Assistant District Attorneys Joanne Pescatore and Christine Wechsler confirmed that the death penalty is under review for former Gosnell employees Lynda Williams, 42, of Wilmington; Steven Massof, 48, of Pittsburgh; and Adrienne Moton, 33, of Upper Darby.
All three are accused of aiding Gosnell in seven abortions in which infants were born live and viable - and then allegedly killed by the 70-year-old physician.
.... Prosecutors officially notified defense attorney Jack McMahon that they will seek death by lethal injection if a jury finds Gosnell guilty of first-degree murder in the abortions that took place at his Women's Medical Society clinic at 3801 Lancaster Ave.
I am probably nearly as astonished as Kermit Gosnell is himself that he is being so vigorously prosecuted for what he was doing. Anybody who has paid close attention to abortion practice in America knows that Gosnell’s crimes were far from unique, and that he would have had absolutely no reason to believe that he would be on trial for his life.
Yes, to the average layman, it’s glaringly obvious that the things that went on in that clinic were appalling and inexcusable. But Kermit Gosnell was not an ordinary layman. He was part of the inner workings of abortion in America, and they operate in a different world.
Perhaps the best way to explain this to a jury would be to recall the Millgram Experiment, in which ordinary volunteers administered what they were made to believe were fatal electric shocks to other volunteers. The presence of an authority figure reassuring the participants that their actions were acceptable overrode ordinary compassion and common sense.
The moral authorities to whom Kermit Gosnell would look were doing nothing but reassuring him of the justice of his practices:
Every authority figure in Kermit Gosnell’s moral universe held that the right to abortion was absolute, and that to so much as question the woman’s commitment to going through with the procedure was “condescending” and evil. And this holding of the right to abortion as absolute extended past the birth of the child, as long as the effort to end the child’s life began while he or she was still in the uterus.
I have provided on this blog and elsewhere an abundance of examples of filthy abortion mills, unqualified staff administering general anesthesia, live babies being killed or left to die, and patients killed by carelessness, which didn’t even shut down a clinic temporarily or result in the loss of a medical license. That Kermit Gosnell is to be tried for his life for doing what our society has relegated to being entirely at his own discretion is inexcusable.

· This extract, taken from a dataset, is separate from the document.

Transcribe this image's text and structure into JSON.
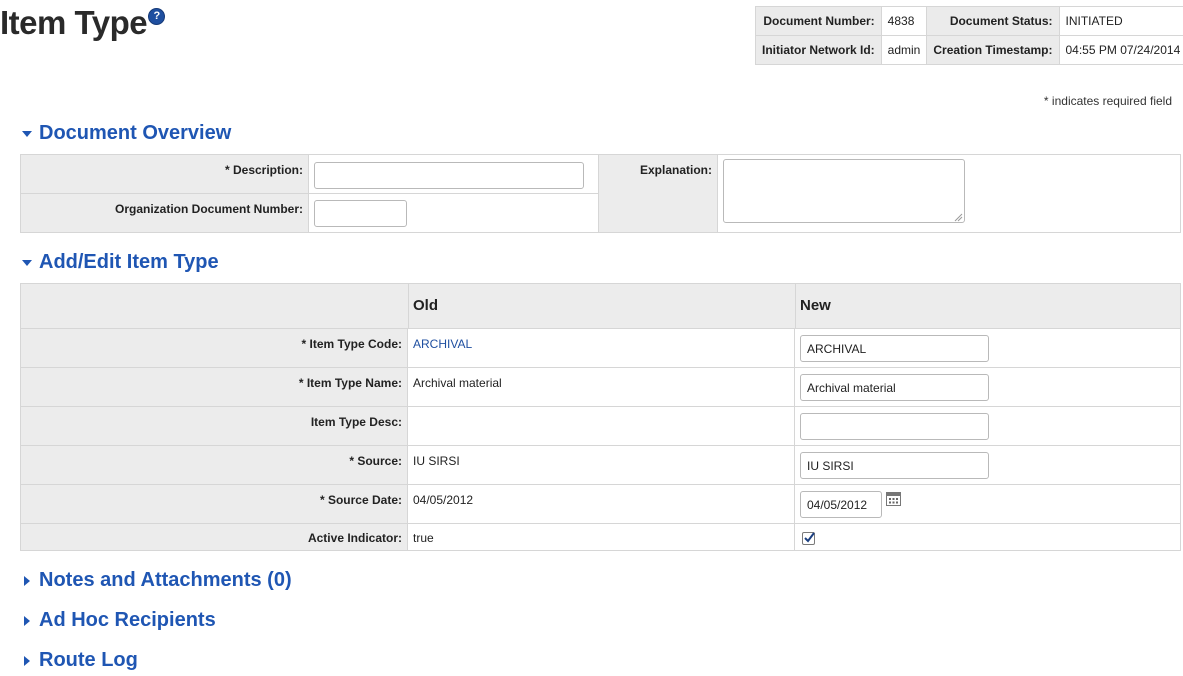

That his employees -- who had not only those moral authorities but Gosnell himself reassuring them that they were doing right -- should face the death penalty is staggering.
In normal society, routinely murdering infants for money would indeed be a capital crime. But the seedy abortion underbelly we have permitted to thrive is not a normal society. It's a death machine, lauded and supported up to and including the President and the Supreme Court.
We created this monster. We have no business taking out our own guilt on him.
2 comments:
This case could very well be the linchpin for overturning Roe V Wade. You make some excellent points, but imagine for a moment the deterrent effect the death penalty would have on the abortion lobby. I also think the women who paid him and his hitmen should be up on charges too. If we're going to make late term abortion illegal, that illegality should extend to all parties involved. Just my opinion.
You're not going to get me to back the death penalty on this case if only because Gosnell and his party can be kept from killing again by just keeping them locked up. They're not going to be violent in prison, or order hits, or be an escape risk.
With the women you'd have a hard time proving she KNEW it was a baby. The abortionist of course knows it is, but if they woman's been lied to, she might believe the crap about just "removing tissue."